Adapun Kapolri selain mendapat tekanan dari Presiden, juga oleh "people power" itu sejak kasus menjadi konsumsi publik. Dalam dua artikel yang lalu, "Babak Baru Horor & Teror 'Kasus Polisi Tembak Polisi'" ( 21 Juli 2022) dan "Terima kasih Jenderal, Telah Mengoreksi Diri" ( 7 Agustus 2022), saya mencatat hampir seluruh permintaan masyarakat, terutama keluarga korban Brigadir Yosua telah dipenuhi Kapolri.
Mulai dari autopsi ulang jenasah hingga pemakaman kembali secara dinas Polri. Kamis (11/8/2022) Satgas Khusus Merah Putih yang dipimpin Ferdy Sambo juga telah dibubarkan. Borok-borok Satgas Merah Putih -- institusi non struktural Polri yang dipimpin Fredy Sambo -- memang kena dampak amuk publik. Jadi bulan- bulanan di media sosial. Dianggap sumber legitimasi kejahatan oknum aparat kepolisian.
Sejauh data yang terungkap, kebetulan memang hampir semua yang terlibat dalam kasus "Polisi Tembak Polisi" adalah anggota Satgas Khusus itu. Suara publik selanjutnya menuntut agar Kapolri mengumumkan alasan pembubarannya. Mereka menghendaki hasil audit aktifitas institusi non struktural itu dipaparkan di depan umum.
Begitulah tampaknya "people power" di era tehnologi digital. Lebih massif, lebih bising dan menyeramkan dibandingkan dengan aksi unjuk rasa fisik sebesar apapun. Gemuruh suara rakyat menembus ruang dan waktu. Menyelinap masuk rumah, kamar tidur, hingga di rumah- rumah penduduk di pelosok desa terpencil di kaki gunung.
Permintaan agar Kapolri mengundurkan diri mereka juga suarakan, masuk dalam list yang terbanyak dipercakapkan di media sosial. Merujuk "fatwa" Kadiv Propam Fredy Sambo di masa jaya yang sekarang dimainkan di media sosial. Fatwa tentang pelanggaran yang dilakukan seorang perwira Polri harus menyeret pejabat dua tingkat di atasnya ikut bertanggung jawab. Memang betul, tidak semua suara yang bergema di ruang publik mengandung kebenaran.

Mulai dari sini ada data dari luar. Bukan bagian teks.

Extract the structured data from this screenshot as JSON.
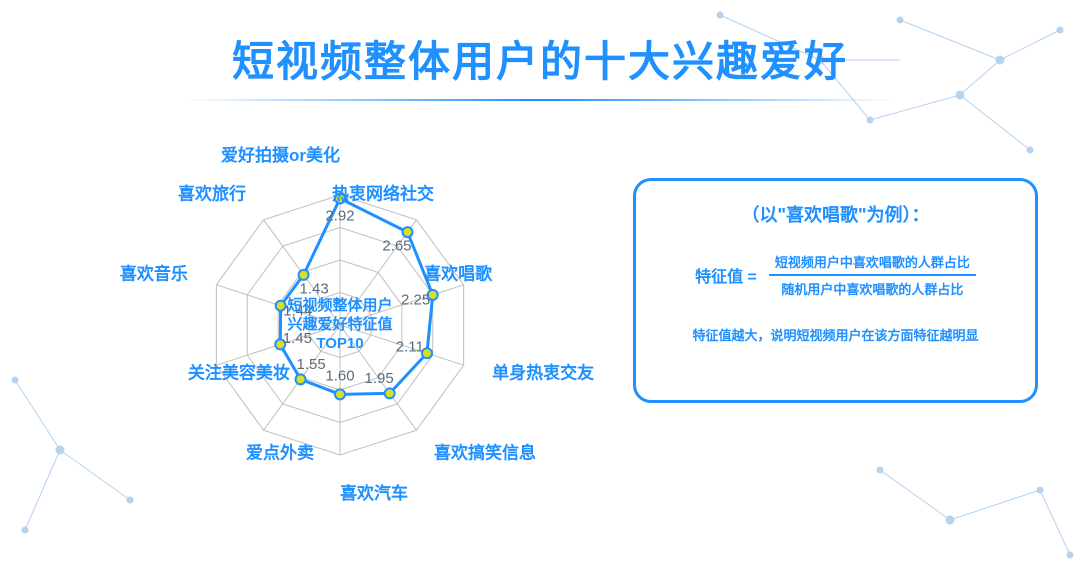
{
  "title": "短视频整体用户的十大兴趣爱好",
  "colors": {
    "accent": "#1e90ff",
    "grid": "#bfbfbf",
    "marker_fill": "#d9e021",
    "marker_stroke": "#1e90ff",
    "title": "#1e90ff",
    "axis_label": "#1e90ff",
    "center_label": "#1e90ff",
    "value_label": "#5b6b7a",
    "box_border": "#1e90ff",
    "box_text": "#1e90ff",
    "bg": "#ffffff",
    "network_stroke": "#2e7fd4"
  },
  "radar": {
    "type": "radar",
    "center_text_lines": [
      "短视频整体用户",
      "兴趣爱好特征值",
      "TOP10"
    ],
    "center_fontsize": 15,
    "axis_label_fontsize": 17,
    "value_label_fontsize": 15,
    "value_max": 3.0,
    "rings": 4,
    "line_width": 3,
    "marker_radius": 5,
    "axes": [
      {
        "label": "爱好拍摄or美化",
        "value": 2.92
      },
      {
        "label": "热衷网络社交",
        "value": 2.65
      },
      {
        "label": "喜欢唱歌",
        "value": 2.25
      },
      {
        "label": "单身热衷交友",
        "value": 2.11
      },
      {
        "label": "喜欢搞笑信息",
        "value": 1.95
      },
      {
        "label": "喜欢汽车",
        "value": 1.6
      },
      {
        "label": "爱点外卖",
        "value": 1.55
      },
      {
        "label": "关注美容美妆",
        "value": 1.45
      },
      {
        "label": "喜欢音乐",
        "value": 1.44
      },
      {
        "label": "喜欢旅行",
        "value": 1.43
      }
    ]
  },
  "side": {
    "header": "（以\"喜欢唱歌\"为例）：",
    "header_fontsize": 18,
    "lhs": "特征值  =",
    "numerator": "短视频用户中喜欢唱歌的人群占比",
    "denominator": "随机用户中喜欢唱歌的人群占比",
    "frac_fontsize": 13,
    "note": "特征值越大，说明短视频用户在该方面特征越明显",
    "note_fontsize": 13
  }
}
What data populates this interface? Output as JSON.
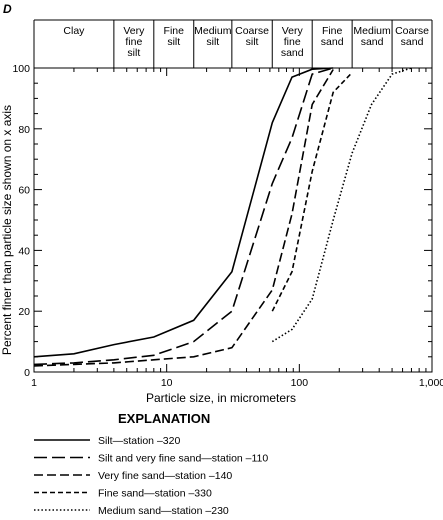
{
  "chart_data": {
    "type": "line",
    "panel_label": "D",
    "xlabel": "Particle size, in micrometers",
    "ylabel": "Percent finer than particle size shown on x axis",
    "x_scale": "log",
    "xlim": [
      1,
      1000
    ],
    "ylim": [
      0,
      100
    ],
    "x_ticks": [
      1,
      10,
      100,
      1000
    ],
    "x_tick_labels": [
      "1",
      "10",
      "100",
      "1,000"
    ],
    "y_ticks": [
      0,
      20,
      40,
      60,
      80,
      100
    ],
    "grid": false,
    "size_classes": [
      {
        "label": "Clay",
        "range": [
          1,
          4
        ]
      },
      {
        "label": "Very fine silt",
        "range": [
          4,
          8
        ]
      },
      {
        "label": "Fine silt",
        "range": [
          8,
          16
        ]
      },
      {
        "label": "Medium silt",
        "range": [
          16,
          31
        ]
      },
      {
        "label": "Coarse silt",
        "range": [
          31,
          62.5
        ]
      },
      {
        "label": "Very fine sand",
        "range": [
          62.5,
          125
        ]
      },
      {
        "label": "Fine sand",
        "range": [
          125,
          250
        ]
      },
      {
        "label": "Medium sand",
        "range": [
          250,
          500
        ]
      },
      {
        "label": "Coarse sand",
        "range": [
          500,
          1000
        ]
      }
    ],
    "legend_title": "EXPLANATION",
    "legend_position": "below",
    "series": [
      {
        "name": "Silt—station –320",
        "style": "solid",
        "points": [
          [
            1,
            5
          ],
          [
            2,
            6
          ],
          [
            4,
            9
          ],
          [
            8,
            11.5
          ],
          [
            16,
            17
          ],
          [
            31,
            33
          ],
          [
            62.5,
            82
          ],
          [
            88,
            97
          ],
          [
            125,
            99.6
          ],
          [
            180,
            100
          ]
        ]
      },
      {
        "name": "Silt and very fine sand—station –110",
        "style": "longdash",
        "points": [
          [
            1,
            2.5
          ],
          [
            2,
            3
          ],
          [
            4,
            4
          ],
          [
            8,
            5.5
          ],
          [
            16,
            10
          ],
          [
            31,
            20
          ],
          [
            62.5,
            62
          ],
          [
            88,
            77
          ],
          [
            125,
            98
          ],
          [
            180,
            100
          ]
        ]
      },
      {
        "name": "Very fine sand—station –140",
        "style": "dash",
        "points": [
          [
            1,
            2
          ],
          [
            2,
            2.5
          ],
          [
            4,
            3
          ],
          [
            8,
            4
          ],
          [
            16,
            5
          ],
          [
            31,
            8
          ],
          [
            62.5,
            27
          ],
          [
            88,
            52
          ],
          [
            125,
            88
          ],
          [
            180,
            99.5
          ]
        ]
      },
      {
        "name": "Fine sand—station –330",
        "style": "shortdash",
        "points": [
          [
            62.5,
            20
          ],
          [
            88,
            33
          ],
          [
            125,
            66
          ],
          [
            180,
            92
          ],
          [
            250,
            98.5
          ]
        ]
      },
      {
        "name": "Medium sand—station –230",
        "style": "dotted",
        "points": [
          [
            62.5,
            10
          ],
          [
            88,
            14
          ],
          [
            125,
            24
          ],
          [
            180,
            50
          ],
          [
            250,
            72
          ],
          [
            350,
            88
          ],
          [
            500,
            98
          ],
          [
            700,
            100
          ]
        ]
      }
    ]
  }
}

Banyak yang ngawur, berdasar karangan bebas. Juga mengandung ucaran kebencian yang kemungkinan bersumber dari rasa dendam pihak yang pernah merasakan tindak kekerasan dari aparat polisi. Tapi banyak lucu dan menghibur. Ada pula yang pandai merangkai cerita tentang motif pembunuhan secara ekstrim, frontal dengan motif "pelecehan seksual" versi resmi. Soal motif ini sejak awal, memang diulas netizen berseri-seri, sangat mendalam, dan banyak versi.
Sejak awal masyarakat tak mempercayai versi resmi yang sudah dibatalkan Polri. Definisi pelecehan seksual memang janggal untuk dipakai sebagai motif untuk peristiwa itu.